Memento Mori révèlera au fur et à mesure ses pépites. Et parmi elles, il est "(Praise the) Electric Sun". Le classicisme impose comme un de ses codex une « ballade » au cœur de tout album qui puise ses inspirations loin derrière, aux origines du genre. La « ballade » donc, s'offre à mi parcours et se fait poignante comme attendue et exigée. Celle-ci ne s'arrêtera cependant pas à cette condition d'un romantisme de pacotille étayé d'acoustique. "(Praise the) Electric Sun" n'est posée ici manifestement que pour nous fendre en deux. Et elle y réussit.
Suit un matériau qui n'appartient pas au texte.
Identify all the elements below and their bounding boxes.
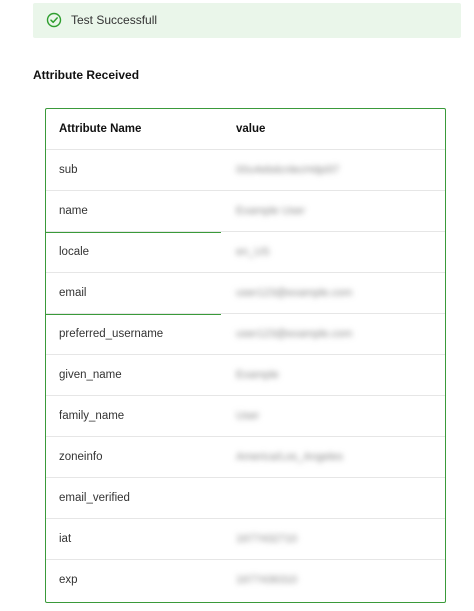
attribute-name: zoneinfo: [59, 451, 103, 463]
attribute-name: locale: [59, 246, 90, 258]
attribute-name: preferred_username: [59, 328, 164, 340]
column-header-attribute-name: Attribute Name: [59, 123, 142, 135]
attribute-name: family_name: [59, 410, 125, 422]
table-row: sub 00u4ebdcnlecHdp0l7: [46, 150, 445, 191]
attribute-value: America/Los_Angeles: [236, 451, 344, 463]
attribute-value: 1677432710: [236, 533, 298, 545]
attribute-value: user123@example.com: [236, 287, 353, 299]
attribute-name: exp: [59, 574, 78, 586]
attribute-name: name: [59, 205, 88, 217]
success-banner: Test Successfull: [33, 3, 461, 38]
attributes-table: Attribute Name value sub 00u4ebdcnlecHdp…: [45, 108, 446, 603]
row-divider: [46, 314, 221, 315]
attribute-value: User: [236, 410, 260, 422]
table-row: exp 1677436310: [46, 560, 445, 601]
table-row: locale en_US: [46, 232, 445, 273]
attribute-name: given_name: [59, 369, 122, 381]
table-row: iat 1677432710: [46, 519, 445, 560]
table-header-row: Attribute Name value: [46, 109, 445, 150]
table-row: zoneinfo America/Los_Angeles: [46, 437, 445, 478]
table-row: preferred_username user123@example.com: [46, 314, 445, 355]
attribute-name: iat: [59, 533, 72, 545]
attribute-name: email: [59, 287, 87, 299]
column-header-value: value: [236, 123, 266, 135]
attribute-value: 1677436310: [236, 574, 298, 586]
section-title: Attribute Received: [33, 68, 140, 82]
attribute-value: 00u4ebdcnlecHdp0l7: [236, 164, 340, 176]
success-message: Test Successfull: [71, 13, 158, 27]
attribute-value: en_US: [236, 246, 270, 258]
attribute-name: sub: [59, 164, 78, 176]
table-row: email_verified: [46, 478, 445, 519]
attribute-value: Example User: [236, 205, 306, 217]
check-circle-icon: [46, 12, 62, 28]
attribute-value: Example: [236, 369, 279, 381]
attribute-value: user123@example.com: [236, 328, 353, 340]
table-row: family_name User: [46, 396, 445, 437]
attribute-name: email_verified: [59, 492, 130, 504]
table-row: name Example User: [46, 191, 445, 232]
row-divider: [46, 232, 221, 233]
table-row: email user123@example.com: [46, 273, 445, 314]
table-row: given_name Example: [46, 355, 445, 396]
Dans le propos fatal que nous subissons depuis le début de l'écoute de Memento Mori, il fallait bien un instant où laisser jaillir un temps soit peu notre fragilité ! Star forever gone... T'es-tu éteins à jamais ? As-tu réellement quitté mon univers ? Ne puis-je que me réfugier à l'avenir dans quelque chose d'artificiellement figé ? Suis-je condamnée à me mortifier désormais, en vain? Juste un bref instant de nostalgie, d'apitoiement sur soi, de regrets, un flot trop longtemps contenu qui se déverse dans quelque notes, avant de recouvrer son sang froid.
Mais au-delà des titres glaçants ou de cette envolée de peine, il convient de souligner tout particulièrement "Blood of Oceans" qui clôture l'album et qui aura nécessairement un impact particulier sur l'écoute. Déjà par le dialogue des voix : Tony Vetass et son chant raclé, fait résonner les couplets en constats agressifs et radicaux, quand Ole Iversen lui répond sous forme de prière passionnée (et finalement interpelle directement l'auditeur) pour l'exhorter à se laisser happer par un océan sans fond, comme une ultime fatalité, incontournable, un paroxysme rouge sang. Mais encore, ces deux voix qui se rejoignent dans un final en norvégien, parachevant le périple sur une dimension épique inattendue, l'instrumentation portant l'ensemble vers une dimension quasi rituelle. Le titre est sans aucun doute le plus percutant, le plus original également, que Sahg ait mené à ce jour.
Acide intimité que l'on entretien avec Sahg ! Le groupe mûrit et évolue avec le temps, tient la barre de l'homogénéité dans son identité malgré les modifications internes, ne subit pas de rupture de ton, ni ne cède au copié-collé d'une formule qui risquerait de nous faire sombrer dans l'ennui de la redite. Sahg est un groupe relativement discret dont guetter les nouveaux efforts est récompensé. Jusqu'à ce jour, il n'a pas trahit la soif que nous avions de lui.